Frank C. Morris, Jr., Member of the Firm in the Litigation, Employee Benefits & Executive Compensation, and Employment, Labor & Workforce Management practices, in the firm’s Washington, DC, office, was quoted in the Bloomberg Law Daily Labor Report, in “Food Allergies as Workplace Disability Issue Primed to Expand,” by Robert Iafolla. (Read the full version – subscription required.)

Following is an excerpt:

While Americans with Disabilities Act lawsuits related to food allergies have been rare, a generational boom in those conditions creates the potential for growth in the frequency of workplace disputes that trigger litigation.

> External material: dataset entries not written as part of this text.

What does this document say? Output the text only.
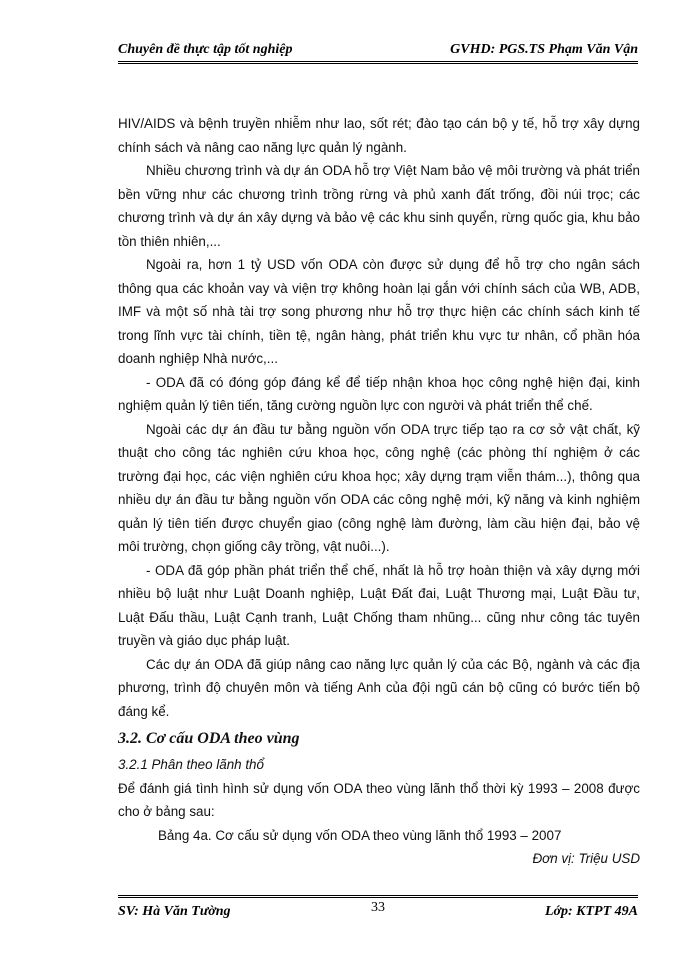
Chuyên đề thực tập tốt nghiệp	GVHD: PGS.TS Phạm Văn Vận

HIV/AIDS và bệnh truyền nhiễm như lao, sốt rét; đào tạo cán bộ y tế, hỗ trợ xây dựng chính sách và nâng cao năng lực quản lý ngành.

Nhiều chương trình và dự án ODA hỗ trợ Việt Nam bảo vệ môi trường và phát triển bền vững như các chương trình trồng rừng và phủ xanh đất trống, đồi núi trọc; các chương trình và dự án xây dựng và bảo vệ các khu sinh quyển, rừng quốc gia, khu bảo tồn thiên nhiên,...

Ngoài ra, hơn 1 tỷ USD vốn ODA còn được sử dụng để hỗ trợ cho ngân sách thông qua các khoản vay và viện trợ không hoàn lại gắn với chính sách của WB, ADB, IMF và một số nhà tài trợ song phương như hỗ trợ thực hiện các chính sách kinh tế trong lĩnh vực tài chính, tiền tệ, ngân hàng, phát triển khu vực tư nhân, cổ phần hóa doanh nghiệp Nhà nước,...

- ODA đã có đóng góp đáng kể để tiếp nhận khoa học công nghệ hiện đại, kinh nghiệm quản lý tiên tiến, tăng cường nguồn lực con người và phát triển thể chế.

Ngoài các dự án đầu tư bằng nguồn vốn ODA trực tiếp tạo ra cơ sở vật chất, kỹ thuật cho công tác nghiên cứu khoa học, công nghệ (các phòng thí nghiệm ở các trường đại học, các viện nghiên cứu khoa học; xây dựng trạm viễn thám...), thông qua nhiều dự án đầu tư bằng nguồn vốn ODA các công nghệ mới, kỹ năng và kinh nghiệm quản lý tiên tiến được chuyển giao (công nghệ làm đường, làm cầu hiện đại, bảo vệ môi trường, chọn giống cây trồng, vật nuôi...).

- ODA đã góp phần phát triển thể chế, nhất là hỗ trợ hoàn thiện và xây dựng mới nhiều bộ luật như Luật Doanh nghiệp, Luật Đất đai, Luật Thương mại, Luật Đầu tư, Luật Đấu thầu, Luật Cạnh tranh, Luật Chống tham nhũng... cũng như công tác tuyên truyền và giáo dục pháp luật.

Các dự án ODA đã giúp nâng cao năng lực quản lý của các Bộ, ngành và các địa phương, trình độ chuyên môn và tiếng Anh của đội ngũ cán bộ cũng có bước tiến bộ đáng kể.

3.2. Cơ cấu ODA theo vùng

3.2.1 Phân theo lãnh thổ

Để đánh giá tình hình sử dụng vốn ODA theo vùng lãnh thổ thời kỳ 1993 – 2008 được cho ở bảng sau:

Bảng 4a. Cơ cấu sử dụng vốn ODA theo vùng lãnh thổ 1993 – 2007

Đơn vị: Triệu USD

SV: Hà Văn Tường	33	Lớp: KTPT 49A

Food allergies impact tens of millions of Americans—including nearly 7% of working-age adults, according to the Centers for Disease Control and Prevention. Some conditions are so sensitive that just being around a particular food can trigger a reaction.

The prevalence of food allergies among children jumped by 50% from 1997 to 2011, the CDC found. …

Employer Options …

When it comes to accommodations, the ADA puts the onus on workers to reach out to employers and inform them that they have disabilities that might require particular attention. The law also limits employers’ latitude to ask disability-related questions to when they’re job-related and consistent with a business necessity. …

Generally speaking, though, companies should refrain from asking workers whether they have disabilities, said Frank Morris, a management-side attorney at Epstein Becker & Green PC. If an employer makes those inquires and then later takes an adverse action against the worker, it could create an impression of a connection that makes it easier for the worker to make a disability bias claim, he said.